A cup of tea – hold the sugar – can also be a good pick for your teeth. A small Japanese study noted that men who drank green tea daily had lower incidences of gum disease due to its antioxidant content. This positive effect is specifically due to catechin, one type of antioxidant that treats bacteria-related inflammation. Along with being a good source of antioxidants, tea also tends to be high in polyphenols and fluoride, both of which the University of Rochester notes for their ability to keep your teeth's enamel strong and protected against erosion and decay.
You do want to focus on consuming non-acidic drinks, but there may still be a time when you feel like having a glass of wine, soda or some coffee. And that's OK – even if acid erosion is high on your list of concerns, you don't necessarily need to cut those beverages out of your life completely. Instead, enjoy them in moderation, preferably alongside a meal. Remember, you can use a straw to drink them, limiting the contact the acid has with your teeth. Rinsing your mouth with water or even milk at the end of the meal can also keep the surface of your teeth nice and strong.
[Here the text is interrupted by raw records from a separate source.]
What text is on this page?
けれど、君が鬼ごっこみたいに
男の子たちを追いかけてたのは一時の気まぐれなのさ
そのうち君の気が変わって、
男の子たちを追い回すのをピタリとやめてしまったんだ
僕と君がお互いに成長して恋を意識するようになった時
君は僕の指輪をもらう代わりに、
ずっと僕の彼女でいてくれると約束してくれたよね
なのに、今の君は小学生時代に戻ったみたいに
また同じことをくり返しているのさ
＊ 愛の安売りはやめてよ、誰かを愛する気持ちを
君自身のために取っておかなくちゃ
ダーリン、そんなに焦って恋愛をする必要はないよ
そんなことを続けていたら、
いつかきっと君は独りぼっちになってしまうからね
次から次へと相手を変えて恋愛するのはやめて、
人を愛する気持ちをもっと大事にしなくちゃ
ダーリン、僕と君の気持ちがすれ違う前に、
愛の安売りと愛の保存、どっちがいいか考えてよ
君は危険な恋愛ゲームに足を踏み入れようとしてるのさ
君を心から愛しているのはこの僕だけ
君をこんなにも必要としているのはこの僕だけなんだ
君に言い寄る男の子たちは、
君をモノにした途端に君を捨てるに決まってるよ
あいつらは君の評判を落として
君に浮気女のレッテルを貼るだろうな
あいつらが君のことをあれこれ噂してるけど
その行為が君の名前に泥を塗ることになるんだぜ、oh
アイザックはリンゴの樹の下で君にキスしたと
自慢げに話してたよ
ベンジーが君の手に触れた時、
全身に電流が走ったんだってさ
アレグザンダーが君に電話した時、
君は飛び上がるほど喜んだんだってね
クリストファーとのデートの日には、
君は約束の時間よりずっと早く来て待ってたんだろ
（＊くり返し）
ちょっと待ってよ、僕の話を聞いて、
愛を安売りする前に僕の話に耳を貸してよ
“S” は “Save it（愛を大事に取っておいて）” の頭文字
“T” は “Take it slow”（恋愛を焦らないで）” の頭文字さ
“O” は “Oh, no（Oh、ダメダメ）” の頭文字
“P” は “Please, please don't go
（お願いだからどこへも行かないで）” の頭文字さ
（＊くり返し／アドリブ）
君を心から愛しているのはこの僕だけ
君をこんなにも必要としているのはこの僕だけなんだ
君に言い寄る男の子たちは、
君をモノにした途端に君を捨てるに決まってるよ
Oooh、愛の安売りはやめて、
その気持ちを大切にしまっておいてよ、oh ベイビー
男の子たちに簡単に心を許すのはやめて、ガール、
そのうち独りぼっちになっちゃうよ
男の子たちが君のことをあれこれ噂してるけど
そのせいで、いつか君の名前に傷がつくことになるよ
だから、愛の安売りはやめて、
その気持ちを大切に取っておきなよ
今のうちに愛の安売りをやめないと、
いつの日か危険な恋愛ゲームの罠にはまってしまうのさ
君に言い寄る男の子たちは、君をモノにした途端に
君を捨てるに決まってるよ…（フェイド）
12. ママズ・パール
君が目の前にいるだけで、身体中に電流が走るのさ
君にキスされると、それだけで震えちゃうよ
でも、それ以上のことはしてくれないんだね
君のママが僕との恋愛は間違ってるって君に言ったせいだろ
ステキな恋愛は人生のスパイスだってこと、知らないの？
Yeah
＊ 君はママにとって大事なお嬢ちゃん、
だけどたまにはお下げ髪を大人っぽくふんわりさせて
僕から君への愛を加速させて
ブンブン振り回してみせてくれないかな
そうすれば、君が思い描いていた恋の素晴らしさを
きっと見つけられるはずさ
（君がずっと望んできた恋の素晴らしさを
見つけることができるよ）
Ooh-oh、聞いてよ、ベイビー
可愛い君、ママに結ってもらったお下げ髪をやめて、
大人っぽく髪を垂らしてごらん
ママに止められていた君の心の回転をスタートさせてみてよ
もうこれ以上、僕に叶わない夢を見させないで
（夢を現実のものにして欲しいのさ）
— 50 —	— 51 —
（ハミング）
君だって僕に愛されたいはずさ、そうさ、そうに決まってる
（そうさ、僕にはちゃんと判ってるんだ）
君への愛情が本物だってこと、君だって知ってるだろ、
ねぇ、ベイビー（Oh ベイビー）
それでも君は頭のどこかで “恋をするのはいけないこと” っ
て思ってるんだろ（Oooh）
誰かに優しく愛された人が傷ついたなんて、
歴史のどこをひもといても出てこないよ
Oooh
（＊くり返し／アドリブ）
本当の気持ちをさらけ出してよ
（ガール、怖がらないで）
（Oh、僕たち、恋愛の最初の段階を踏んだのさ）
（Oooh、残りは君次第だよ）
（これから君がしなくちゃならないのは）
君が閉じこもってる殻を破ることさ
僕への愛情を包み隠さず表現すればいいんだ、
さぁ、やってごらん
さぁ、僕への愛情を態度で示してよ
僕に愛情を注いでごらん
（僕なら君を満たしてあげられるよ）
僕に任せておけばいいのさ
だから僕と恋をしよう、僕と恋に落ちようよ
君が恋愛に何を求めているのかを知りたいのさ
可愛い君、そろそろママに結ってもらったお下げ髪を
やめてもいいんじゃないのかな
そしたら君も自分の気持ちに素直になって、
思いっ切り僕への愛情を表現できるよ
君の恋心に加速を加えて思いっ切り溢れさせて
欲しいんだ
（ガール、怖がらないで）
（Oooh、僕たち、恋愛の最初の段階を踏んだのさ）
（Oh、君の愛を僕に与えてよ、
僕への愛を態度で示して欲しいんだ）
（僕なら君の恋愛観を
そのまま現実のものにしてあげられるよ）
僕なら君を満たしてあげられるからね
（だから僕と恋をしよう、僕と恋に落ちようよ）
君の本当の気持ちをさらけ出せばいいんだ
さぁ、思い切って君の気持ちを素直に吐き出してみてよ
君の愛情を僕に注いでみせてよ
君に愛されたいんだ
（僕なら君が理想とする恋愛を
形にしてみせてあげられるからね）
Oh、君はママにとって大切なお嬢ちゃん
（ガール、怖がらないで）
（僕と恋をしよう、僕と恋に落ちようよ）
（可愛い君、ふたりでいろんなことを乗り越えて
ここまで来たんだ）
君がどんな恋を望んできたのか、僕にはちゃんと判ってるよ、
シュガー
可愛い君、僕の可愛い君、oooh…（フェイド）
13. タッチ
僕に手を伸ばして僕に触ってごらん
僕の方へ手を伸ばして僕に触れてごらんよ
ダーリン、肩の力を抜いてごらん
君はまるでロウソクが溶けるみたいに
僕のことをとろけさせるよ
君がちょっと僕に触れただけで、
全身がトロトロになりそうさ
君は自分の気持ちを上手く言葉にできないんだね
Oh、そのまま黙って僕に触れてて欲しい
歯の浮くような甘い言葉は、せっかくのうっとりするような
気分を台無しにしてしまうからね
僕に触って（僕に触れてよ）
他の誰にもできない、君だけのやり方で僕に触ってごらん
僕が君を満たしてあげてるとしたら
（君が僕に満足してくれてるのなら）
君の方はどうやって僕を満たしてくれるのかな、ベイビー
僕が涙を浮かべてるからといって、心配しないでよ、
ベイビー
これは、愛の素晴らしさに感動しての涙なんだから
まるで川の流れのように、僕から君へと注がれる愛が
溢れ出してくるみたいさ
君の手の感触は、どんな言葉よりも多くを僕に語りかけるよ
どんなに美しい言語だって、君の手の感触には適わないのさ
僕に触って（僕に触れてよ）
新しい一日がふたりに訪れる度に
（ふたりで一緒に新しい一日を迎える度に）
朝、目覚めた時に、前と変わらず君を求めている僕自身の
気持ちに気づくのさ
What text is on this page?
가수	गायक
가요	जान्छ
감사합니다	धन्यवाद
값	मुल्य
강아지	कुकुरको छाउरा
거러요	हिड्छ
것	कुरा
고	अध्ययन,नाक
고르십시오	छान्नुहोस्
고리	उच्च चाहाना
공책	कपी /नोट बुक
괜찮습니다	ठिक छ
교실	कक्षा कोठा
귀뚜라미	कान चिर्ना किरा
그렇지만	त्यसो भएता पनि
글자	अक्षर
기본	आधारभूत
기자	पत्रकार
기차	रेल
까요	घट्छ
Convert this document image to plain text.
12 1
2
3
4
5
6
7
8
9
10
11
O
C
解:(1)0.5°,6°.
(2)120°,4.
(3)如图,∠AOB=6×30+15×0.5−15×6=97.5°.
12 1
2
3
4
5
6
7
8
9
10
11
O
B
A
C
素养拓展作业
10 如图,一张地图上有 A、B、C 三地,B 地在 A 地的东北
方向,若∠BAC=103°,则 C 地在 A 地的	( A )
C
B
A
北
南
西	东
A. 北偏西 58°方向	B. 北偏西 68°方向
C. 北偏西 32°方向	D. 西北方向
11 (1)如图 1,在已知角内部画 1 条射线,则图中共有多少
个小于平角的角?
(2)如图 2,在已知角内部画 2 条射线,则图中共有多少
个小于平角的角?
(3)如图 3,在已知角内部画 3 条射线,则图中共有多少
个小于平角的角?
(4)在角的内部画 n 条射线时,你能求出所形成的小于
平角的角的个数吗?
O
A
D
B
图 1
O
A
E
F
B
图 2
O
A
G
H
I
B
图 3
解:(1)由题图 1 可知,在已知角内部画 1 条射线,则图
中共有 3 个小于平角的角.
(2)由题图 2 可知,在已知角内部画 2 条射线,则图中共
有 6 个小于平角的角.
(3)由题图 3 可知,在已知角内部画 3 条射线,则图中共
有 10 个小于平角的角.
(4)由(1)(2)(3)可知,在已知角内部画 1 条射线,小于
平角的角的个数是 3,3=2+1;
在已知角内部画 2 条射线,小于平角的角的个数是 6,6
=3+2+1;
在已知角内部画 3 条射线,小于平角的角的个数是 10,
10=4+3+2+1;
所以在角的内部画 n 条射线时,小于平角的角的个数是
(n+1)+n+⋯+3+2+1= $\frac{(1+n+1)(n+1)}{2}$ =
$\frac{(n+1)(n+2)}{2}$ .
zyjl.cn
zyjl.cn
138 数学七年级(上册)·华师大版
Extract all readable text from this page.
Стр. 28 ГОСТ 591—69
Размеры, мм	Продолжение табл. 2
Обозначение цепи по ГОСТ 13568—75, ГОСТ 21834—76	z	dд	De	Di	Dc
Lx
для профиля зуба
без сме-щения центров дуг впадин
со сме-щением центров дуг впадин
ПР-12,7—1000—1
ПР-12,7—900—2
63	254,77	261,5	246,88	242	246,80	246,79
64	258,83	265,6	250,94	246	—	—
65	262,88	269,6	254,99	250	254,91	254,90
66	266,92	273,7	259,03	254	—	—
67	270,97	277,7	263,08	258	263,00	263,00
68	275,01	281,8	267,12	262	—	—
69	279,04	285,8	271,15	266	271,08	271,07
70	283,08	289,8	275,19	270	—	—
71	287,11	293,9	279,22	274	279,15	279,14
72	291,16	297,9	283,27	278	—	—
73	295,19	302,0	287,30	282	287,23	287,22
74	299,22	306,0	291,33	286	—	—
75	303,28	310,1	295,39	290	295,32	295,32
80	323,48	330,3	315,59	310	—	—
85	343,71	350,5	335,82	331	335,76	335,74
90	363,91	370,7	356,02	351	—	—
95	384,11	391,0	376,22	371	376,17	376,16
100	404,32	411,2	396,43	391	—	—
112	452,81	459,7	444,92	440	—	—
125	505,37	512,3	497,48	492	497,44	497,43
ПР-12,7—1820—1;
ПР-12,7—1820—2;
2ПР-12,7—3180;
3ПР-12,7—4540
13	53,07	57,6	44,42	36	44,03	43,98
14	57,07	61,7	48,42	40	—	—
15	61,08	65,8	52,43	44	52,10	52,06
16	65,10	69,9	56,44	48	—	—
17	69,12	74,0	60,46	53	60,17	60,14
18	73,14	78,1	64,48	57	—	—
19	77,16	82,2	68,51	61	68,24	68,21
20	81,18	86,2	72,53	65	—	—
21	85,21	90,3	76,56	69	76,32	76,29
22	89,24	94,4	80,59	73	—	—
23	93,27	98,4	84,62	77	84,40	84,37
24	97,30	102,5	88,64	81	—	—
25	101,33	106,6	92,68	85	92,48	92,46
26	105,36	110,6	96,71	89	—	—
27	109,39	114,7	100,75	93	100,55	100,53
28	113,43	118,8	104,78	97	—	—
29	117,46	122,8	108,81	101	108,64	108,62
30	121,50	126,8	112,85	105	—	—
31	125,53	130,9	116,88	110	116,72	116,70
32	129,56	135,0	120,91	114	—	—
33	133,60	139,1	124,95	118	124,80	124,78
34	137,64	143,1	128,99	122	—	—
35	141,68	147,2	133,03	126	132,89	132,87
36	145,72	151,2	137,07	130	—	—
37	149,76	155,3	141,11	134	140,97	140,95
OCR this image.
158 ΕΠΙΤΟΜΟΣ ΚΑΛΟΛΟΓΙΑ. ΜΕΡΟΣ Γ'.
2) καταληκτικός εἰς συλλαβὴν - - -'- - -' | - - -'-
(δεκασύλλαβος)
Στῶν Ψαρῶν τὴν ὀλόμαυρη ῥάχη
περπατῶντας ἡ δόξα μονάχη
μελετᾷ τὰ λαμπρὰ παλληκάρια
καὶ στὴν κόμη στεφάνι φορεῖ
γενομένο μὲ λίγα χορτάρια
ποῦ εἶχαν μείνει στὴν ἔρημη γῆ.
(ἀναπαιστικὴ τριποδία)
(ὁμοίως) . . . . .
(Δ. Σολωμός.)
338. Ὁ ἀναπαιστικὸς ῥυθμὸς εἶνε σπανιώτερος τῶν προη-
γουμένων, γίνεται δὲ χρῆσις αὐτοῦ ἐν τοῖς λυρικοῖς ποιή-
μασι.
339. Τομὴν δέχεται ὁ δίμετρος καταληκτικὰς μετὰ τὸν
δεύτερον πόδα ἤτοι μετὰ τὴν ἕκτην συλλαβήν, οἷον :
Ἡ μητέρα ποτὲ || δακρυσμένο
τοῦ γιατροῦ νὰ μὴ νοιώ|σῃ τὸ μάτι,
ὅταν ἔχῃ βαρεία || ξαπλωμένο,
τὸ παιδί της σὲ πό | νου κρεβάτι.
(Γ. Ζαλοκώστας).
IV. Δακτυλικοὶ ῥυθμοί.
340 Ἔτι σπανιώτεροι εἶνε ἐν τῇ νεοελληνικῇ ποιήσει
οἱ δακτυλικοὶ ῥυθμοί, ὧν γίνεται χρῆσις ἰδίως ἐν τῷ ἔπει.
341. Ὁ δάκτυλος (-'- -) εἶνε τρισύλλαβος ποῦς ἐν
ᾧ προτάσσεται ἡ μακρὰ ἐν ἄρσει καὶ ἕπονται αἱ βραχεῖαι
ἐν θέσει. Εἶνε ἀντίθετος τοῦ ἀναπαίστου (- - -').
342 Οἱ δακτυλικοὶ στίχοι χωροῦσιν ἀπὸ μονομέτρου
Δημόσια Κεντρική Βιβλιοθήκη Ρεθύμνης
Keep in mind that even the lowest-acid diet isn't a substitute for brushing twice a day and flossing daily. If you're concerned about losing enamel, you can also start brushing with a fluoride toothpaste like Colgate® Enamel Health™ Multi-Protection Toothpaste which helps to replenish the natural calcium and strengthen your smile. Your dentist might recommend additional treatments, such as a fluoride varnish, to further strengthen your teeth and protect your enamel.